Zucchini Fries - 2 Pts. Ww
If you like crispy, battered zucchini, this is the lowfat alternative for you!! I could not believe it, but they came out crispy!! The egg whites are the secret. The recipe below is straight off the WW website. The flour definitely needs MORE seasoning though - garlic? Cayenne? Salt after they're out of the oven?

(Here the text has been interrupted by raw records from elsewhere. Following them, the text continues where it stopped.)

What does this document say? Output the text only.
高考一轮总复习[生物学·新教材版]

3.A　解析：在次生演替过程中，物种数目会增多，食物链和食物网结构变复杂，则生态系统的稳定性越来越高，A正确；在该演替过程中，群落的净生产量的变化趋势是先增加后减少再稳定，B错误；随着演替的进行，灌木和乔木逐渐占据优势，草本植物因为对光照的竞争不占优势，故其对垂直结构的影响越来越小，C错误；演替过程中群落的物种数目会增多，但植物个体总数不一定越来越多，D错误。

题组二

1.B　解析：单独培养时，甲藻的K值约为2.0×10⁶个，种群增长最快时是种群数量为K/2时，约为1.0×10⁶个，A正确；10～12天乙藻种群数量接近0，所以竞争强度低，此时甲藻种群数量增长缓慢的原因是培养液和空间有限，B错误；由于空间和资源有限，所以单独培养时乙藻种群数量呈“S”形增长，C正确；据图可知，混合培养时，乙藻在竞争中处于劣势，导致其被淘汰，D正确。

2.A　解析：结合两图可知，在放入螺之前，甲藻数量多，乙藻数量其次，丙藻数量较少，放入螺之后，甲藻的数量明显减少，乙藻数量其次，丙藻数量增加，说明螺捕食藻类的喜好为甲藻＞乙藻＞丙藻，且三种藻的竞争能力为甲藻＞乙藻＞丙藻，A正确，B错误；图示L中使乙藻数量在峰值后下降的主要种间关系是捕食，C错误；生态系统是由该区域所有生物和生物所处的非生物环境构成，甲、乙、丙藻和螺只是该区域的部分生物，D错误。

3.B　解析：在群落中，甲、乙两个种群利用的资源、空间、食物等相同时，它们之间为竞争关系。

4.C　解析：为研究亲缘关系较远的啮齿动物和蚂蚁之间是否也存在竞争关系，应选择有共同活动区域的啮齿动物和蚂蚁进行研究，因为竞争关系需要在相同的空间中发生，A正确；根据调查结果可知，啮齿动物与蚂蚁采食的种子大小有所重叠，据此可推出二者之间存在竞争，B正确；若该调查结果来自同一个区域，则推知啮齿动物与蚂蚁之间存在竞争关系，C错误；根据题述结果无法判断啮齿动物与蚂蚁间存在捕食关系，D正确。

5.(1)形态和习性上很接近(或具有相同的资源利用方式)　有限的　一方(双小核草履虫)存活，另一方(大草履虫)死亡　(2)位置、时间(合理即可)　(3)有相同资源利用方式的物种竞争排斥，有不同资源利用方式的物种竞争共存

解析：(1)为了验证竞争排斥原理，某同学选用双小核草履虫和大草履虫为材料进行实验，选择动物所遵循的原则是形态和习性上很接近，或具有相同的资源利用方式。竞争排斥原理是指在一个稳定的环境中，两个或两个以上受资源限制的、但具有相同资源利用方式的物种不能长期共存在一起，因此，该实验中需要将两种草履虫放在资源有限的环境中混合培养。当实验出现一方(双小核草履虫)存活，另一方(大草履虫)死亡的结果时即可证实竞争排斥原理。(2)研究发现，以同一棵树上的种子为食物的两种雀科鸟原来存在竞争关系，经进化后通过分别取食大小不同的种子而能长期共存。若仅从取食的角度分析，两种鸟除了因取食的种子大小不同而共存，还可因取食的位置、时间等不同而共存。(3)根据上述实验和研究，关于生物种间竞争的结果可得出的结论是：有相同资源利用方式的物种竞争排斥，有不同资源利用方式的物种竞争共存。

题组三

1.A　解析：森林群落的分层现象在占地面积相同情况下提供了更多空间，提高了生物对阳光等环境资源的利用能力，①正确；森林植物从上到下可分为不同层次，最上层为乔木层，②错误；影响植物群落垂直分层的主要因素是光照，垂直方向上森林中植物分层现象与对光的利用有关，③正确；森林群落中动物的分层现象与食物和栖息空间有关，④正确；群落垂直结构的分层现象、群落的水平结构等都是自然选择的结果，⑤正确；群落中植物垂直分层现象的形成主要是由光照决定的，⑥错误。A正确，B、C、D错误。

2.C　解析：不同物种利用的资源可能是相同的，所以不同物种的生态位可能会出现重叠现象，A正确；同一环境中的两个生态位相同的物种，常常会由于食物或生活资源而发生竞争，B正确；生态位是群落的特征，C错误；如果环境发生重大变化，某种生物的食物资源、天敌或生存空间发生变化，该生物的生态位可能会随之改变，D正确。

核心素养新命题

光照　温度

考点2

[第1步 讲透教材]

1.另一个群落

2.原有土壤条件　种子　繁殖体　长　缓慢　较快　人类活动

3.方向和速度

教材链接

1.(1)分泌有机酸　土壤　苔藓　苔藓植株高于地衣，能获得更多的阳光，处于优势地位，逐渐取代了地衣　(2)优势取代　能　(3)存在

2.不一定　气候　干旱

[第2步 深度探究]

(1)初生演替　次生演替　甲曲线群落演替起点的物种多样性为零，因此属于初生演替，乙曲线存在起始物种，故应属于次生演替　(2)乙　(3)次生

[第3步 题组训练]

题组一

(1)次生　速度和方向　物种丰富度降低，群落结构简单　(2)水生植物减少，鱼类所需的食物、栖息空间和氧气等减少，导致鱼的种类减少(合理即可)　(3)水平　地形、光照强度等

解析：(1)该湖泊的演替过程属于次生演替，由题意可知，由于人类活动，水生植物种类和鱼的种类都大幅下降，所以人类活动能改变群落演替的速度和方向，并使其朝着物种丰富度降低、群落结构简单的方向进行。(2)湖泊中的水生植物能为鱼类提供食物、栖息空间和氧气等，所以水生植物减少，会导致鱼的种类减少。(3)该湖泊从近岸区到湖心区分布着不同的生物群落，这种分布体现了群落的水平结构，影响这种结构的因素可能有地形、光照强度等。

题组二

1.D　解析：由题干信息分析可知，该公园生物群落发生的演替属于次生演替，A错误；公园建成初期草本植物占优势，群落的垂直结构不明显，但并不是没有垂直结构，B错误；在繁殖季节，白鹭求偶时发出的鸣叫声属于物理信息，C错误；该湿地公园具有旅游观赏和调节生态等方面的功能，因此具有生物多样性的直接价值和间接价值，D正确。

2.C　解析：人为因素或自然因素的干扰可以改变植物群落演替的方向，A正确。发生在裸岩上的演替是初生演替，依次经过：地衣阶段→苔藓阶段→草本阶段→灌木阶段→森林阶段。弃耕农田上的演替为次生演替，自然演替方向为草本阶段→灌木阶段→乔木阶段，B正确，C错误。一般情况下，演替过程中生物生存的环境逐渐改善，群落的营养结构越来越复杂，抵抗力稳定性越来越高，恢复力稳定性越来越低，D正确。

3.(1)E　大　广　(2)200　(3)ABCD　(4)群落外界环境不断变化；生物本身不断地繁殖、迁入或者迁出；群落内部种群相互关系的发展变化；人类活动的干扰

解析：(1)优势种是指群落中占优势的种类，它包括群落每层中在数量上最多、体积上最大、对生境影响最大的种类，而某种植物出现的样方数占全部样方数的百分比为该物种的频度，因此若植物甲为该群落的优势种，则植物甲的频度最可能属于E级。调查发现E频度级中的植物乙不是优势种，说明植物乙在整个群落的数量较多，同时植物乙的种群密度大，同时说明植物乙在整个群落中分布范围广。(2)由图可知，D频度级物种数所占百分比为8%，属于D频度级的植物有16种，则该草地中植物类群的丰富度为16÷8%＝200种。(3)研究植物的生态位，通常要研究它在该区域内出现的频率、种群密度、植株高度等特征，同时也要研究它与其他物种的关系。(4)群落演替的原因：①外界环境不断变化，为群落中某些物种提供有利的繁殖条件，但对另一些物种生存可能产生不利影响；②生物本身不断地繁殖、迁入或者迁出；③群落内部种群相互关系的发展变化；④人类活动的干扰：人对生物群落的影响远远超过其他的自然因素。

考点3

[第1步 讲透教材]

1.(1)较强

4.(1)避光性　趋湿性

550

I will be perfecting this for our family's tastes, but these zukes are going into our regular rotation!! Like I said, if you are looking for a lowfat batter alternative that's is NOT like the "corn flake baked" variety....this is for you!
- Ready In:
- olive oil flavored cooking spray, 4 sprays
- 1 teaspoon italian seasoning
- 1 1⁄2 tablespoons all-purpose flour
- 3⁄4 teaspoon table salt
- 3⁄4 cup panko breadcrumbs
- 2 medium zucchini, cut in quarters lengthwise and then each quarter halved
- 2 large egg whites, whipped until frothy (almost soft peaks)
- Preheat oven to 500ºF. Coat a baking sheet with cooking spray. In a small bowl, mix together Italian seasoning, flour and salt. Place bread crumbs in another small bowl.
- Dredge a zucchini fry in flour mixture and then dip into egg whites; dredge in bread crumbs. Place coated zucchini on prepared baking sheet and repeat with remaining ingredients; liberally coat with cooking spray.
- Roast, turning once, until desired crispness, about 10 minutes.
- Serving size: about 8 fries.
- Use this technique with any summer squash or even eggplant. Works great with thick-cut onion rings or even green tomatoes.